Open ZhouGuangP opened 7 months ago
Sorry, we don't have time to organize the code right now. Based on the image and code we published, you should know how CLIPViC is designed. We think that two parts can affect the performance: the input preprocessing and the device.
Input Preprocessing:
self.cliptrans = T.Compose([
T.IResize([224, 224]),
# T.IResize([336,336]),
T.ToTensor(),
T.Normalize([0.48145466, 0.4578275, 0.40821073], [0.26862954, 0.26130258, 0.27577711]),
])
########################################################
image0, target0 = self.transforms(image, target)
image1, target1 = self.normalize(image0, target0)
clipimg, _ = self.cliptrans(image0, None)
# return image, target
return image1, target1, clipimg
Different devices can lead to small differences, which we think are normal. In addition, previous work has demonstrated the capabilities of the CLIP model. The CLIP branch alone (B/16, 35.84% mAP) outperforms PViC (34.69% mAP).

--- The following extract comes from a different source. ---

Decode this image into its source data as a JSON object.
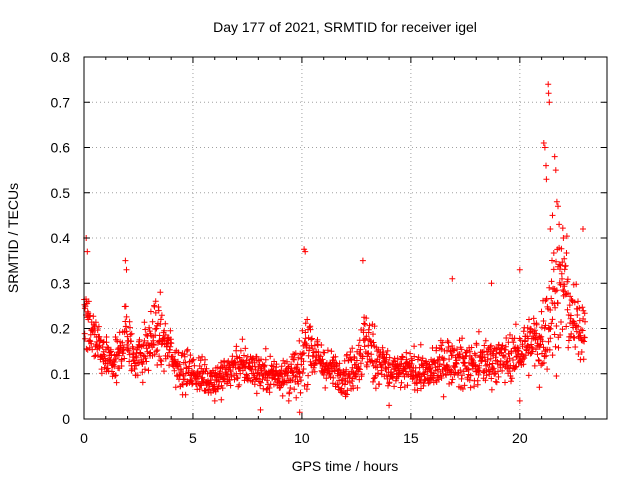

For zero-shot inference, we refer to ADA-CM, GEN-VLKT, and HOICLIP to solve the code problem step by step. The dataset is split according to GEN-VLKT. Then, the rare and non-rare evaluations are transformed into unseen and seen evaluations.
I also introduced CLIP on the PVIC, but it didn't work well than yours. And I don't know how to do the experiment under zero-shot setting, if you do, can you provide the code? I would really appreciate it.